Сегодня утром я разузнавал о кораблях, отплывающих в Смирну. Я нашел один: он должен сняться с якоря через десять дней, во вторник после Пасхи. Это число мне подходит. Так я смогу ненадолго встретиться с супругой Грегорио и его дочерьми, не слишком задерживаясь в лоне этой воссоединенной семьи.
Я пока ничего не говорил моему хозяину. Сделаю это завтра или послезавтра. Спешить некуда, но дожидаться кануна моего «дезертирства» было бы грубостью…
18 апреля.
В Вербное воскресенье, когда уже начинают исподволь праздновать близящееся окончание поста, мой хозяин выглядел немного более спокойным за судьбу своих кораблей и груза. Не то чтобы он получил свежие известия, но сегодня настроение у него лучше, чем в предыдущие дни.

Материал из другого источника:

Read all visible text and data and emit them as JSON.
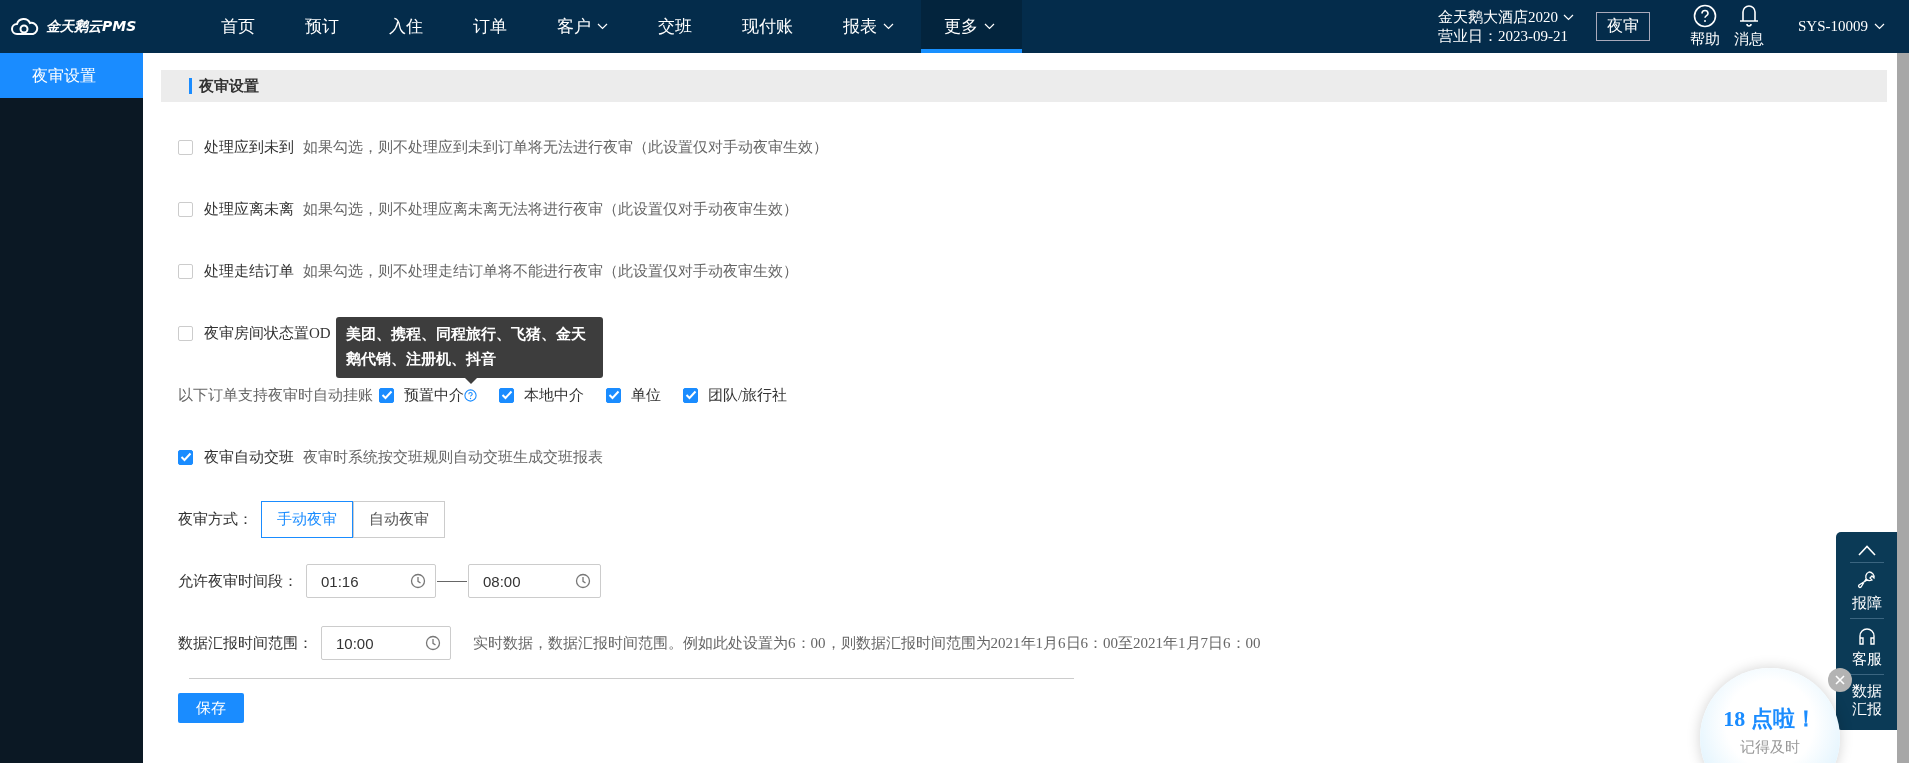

Это благоприятный случай, и я решил за него ухватиться. Прежде чем объявить о своем отъезде, я поведал ему во всех подробностях те обстоятельства моего путешествия, которые до сих пор скрывал или замалчивал. Надо сказать, мне пока удавалось не открывать ему самого личного. Но также надо добавить, что каждый раз, как мы оказывались вместе, он перехватывал нить разговора и уже не отпускал ее. И теперь я знал о нем все, а также о его и моих предках, о его жене и дочерях, о его делах; иногда он занимал меня веселой болтовней, иногда выглядел огорченным, но никогда не замолкал, так что, когда он задавал мне вопрос, я едва успевал открыть рот, как он уже снова завладевал разговором. Я, впрочем, никогда и не пытался оспорить у него это право и, уж конечно, не стал бы жаловаться на это. Я никогда не был особо словоохотлив. Я всегда предпочитал слушать и размышлять или, скорее, притворяться, что я это делаю; потому что, говоря по правде, я намного чаще предавался мечтам, чем размышлял.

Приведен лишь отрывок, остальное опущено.